La recherche menant à ces résultats a reçu le soutien de l’entreprise commune « Initiative pour les médicaments innovants » au titre de la convention de subvention numéro 115565 (projet PRECISESADS), dont les ressources sont composées d’une contribution financière du septième programme-cadre de l’Union européenne (FP7/2007-2013) et d’une contribution en nature des entreprises de l’EFPIA. Le LBAI a été soutenu par l’Agence Nationale de la Recherche dans le cadre du programme « Investissement d’Avenir » avec la Référence ANR-11-LABX-0016-001 (Labex IGO) et la Région Bretagne. Les auteurs tiennent particulièrement à exprimer leur gratitude aux patients, infirmières, techniciens et bien d’autres qui ont contribué de près ou de loin à la réalisation de cette étude. Ils remercient la plateforme Hypérion du LBAI (Brest, France) pour les installations de cytométrie en flux.

 
Footnotes
1 Les anticorps anti-SSA( Sjogren’s syndrome A )/Ro sont des auto-anticorps reconnaissant des polypeptides fixés sur de petits ARN appelés YRNA, préférentiellement cytoplasmiques, mais également nucléaires. Ces complexes ribonucléoprotéiques (YRNP) sont présents sur la membrane cytoplasmique ou sur les vésicules d’apoptose à la suite de stimulations diverses.

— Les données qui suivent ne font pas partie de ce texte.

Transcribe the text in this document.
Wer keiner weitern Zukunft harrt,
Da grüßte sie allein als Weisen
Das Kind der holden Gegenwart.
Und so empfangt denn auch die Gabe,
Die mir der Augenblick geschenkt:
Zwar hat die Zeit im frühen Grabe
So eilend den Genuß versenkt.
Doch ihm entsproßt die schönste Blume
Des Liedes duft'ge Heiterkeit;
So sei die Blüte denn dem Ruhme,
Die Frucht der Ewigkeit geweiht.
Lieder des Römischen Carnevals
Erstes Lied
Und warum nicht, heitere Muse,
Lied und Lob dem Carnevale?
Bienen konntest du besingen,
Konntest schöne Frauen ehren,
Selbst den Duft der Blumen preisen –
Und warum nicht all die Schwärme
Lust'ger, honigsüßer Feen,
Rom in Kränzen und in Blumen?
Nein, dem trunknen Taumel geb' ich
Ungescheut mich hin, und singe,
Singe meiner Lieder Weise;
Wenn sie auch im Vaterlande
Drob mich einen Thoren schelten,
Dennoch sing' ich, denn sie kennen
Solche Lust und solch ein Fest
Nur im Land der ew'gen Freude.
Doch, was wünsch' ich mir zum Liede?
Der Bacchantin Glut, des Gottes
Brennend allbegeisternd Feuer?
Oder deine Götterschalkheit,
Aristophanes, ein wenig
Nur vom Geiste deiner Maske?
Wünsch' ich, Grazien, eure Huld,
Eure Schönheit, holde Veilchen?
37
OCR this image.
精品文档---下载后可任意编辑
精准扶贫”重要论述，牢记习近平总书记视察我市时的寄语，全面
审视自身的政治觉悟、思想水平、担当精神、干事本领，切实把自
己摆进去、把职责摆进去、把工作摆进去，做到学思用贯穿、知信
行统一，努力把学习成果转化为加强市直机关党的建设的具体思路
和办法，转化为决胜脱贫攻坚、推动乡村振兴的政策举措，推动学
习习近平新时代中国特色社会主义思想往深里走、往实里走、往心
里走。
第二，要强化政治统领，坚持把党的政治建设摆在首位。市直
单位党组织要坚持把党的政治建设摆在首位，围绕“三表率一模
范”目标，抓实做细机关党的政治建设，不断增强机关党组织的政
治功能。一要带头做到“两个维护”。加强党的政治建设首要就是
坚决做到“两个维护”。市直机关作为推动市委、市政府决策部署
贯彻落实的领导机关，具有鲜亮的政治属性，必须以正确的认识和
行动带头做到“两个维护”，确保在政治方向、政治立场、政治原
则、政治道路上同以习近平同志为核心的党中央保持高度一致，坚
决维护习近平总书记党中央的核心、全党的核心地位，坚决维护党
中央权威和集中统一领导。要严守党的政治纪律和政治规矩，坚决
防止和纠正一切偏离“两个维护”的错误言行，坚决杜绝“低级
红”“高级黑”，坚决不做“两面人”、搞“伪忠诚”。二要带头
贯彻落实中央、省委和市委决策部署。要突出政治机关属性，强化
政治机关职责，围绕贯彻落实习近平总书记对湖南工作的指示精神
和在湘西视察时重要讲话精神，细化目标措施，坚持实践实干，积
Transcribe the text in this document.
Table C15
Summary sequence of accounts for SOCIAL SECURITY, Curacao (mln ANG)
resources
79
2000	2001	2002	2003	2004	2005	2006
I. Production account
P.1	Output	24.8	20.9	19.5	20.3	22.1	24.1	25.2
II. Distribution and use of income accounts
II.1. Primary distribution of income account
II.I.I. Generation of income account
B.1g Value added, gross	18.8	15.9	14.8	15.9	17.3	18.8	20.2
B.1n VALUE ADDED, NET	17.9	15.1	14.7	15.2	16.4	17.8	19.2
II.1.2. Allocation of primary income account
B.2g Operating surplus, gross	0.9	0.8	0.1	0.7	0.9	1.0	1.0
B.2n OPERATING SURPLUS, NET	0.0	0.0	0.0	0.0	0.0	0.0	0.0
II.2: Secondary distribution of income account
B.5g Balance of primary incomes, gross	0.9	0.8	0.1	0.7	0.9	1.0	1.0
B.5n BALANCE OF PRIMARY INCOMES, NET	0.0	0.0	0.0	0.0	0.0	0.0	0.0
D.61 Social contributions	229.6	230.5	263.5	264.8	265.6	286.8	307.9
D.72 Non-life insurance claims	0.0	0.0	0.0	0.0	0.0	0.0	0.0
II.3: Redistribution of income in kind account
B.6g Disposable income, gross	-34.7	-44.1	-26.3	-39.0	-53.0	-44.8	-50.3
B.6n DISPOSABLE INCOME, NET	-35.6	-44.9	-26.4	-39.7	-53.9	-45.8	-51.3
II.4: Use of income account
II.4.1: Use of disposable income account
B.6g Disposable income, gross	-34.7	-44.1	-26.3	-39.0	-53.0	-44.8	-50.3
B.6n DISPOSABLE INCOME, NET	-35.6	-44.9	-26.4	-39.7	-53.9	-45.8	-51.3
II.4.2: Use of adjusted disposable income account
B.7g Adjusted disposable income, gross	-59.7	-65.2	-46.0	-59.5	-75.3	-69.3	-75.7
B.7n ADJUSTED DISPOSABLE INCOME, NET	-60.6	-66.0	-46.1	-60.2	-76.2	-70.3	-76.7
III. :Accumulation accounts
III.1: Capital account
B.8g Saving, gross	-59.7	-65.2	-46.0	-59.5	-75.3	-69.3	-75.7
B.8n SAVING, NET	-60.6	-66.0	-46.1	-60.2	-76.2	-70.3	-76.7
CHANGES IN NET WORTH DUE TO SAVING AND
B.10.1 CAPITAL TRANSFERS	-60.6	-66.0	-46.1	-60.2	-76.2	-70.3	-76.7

2 Un focus désigne un infiltrat de cellules mononucléées contenant au moins 50 cellules inflammatoires. Le focus score correspond au nombre de focus visibles dans une section glandulaire de 4 mm 2 .
3 Le méthylome désigne le profil de méthylation de l’ADN cellulaire, un processus épigénétique dans lequel la cytosine, l’une des quatre bases nucléotidiques constitutives de l’ADN, est modifiée par l’addition d’un groupement méthyle. Le méthylome conditionne l’expression des gènes dans chaque cellule.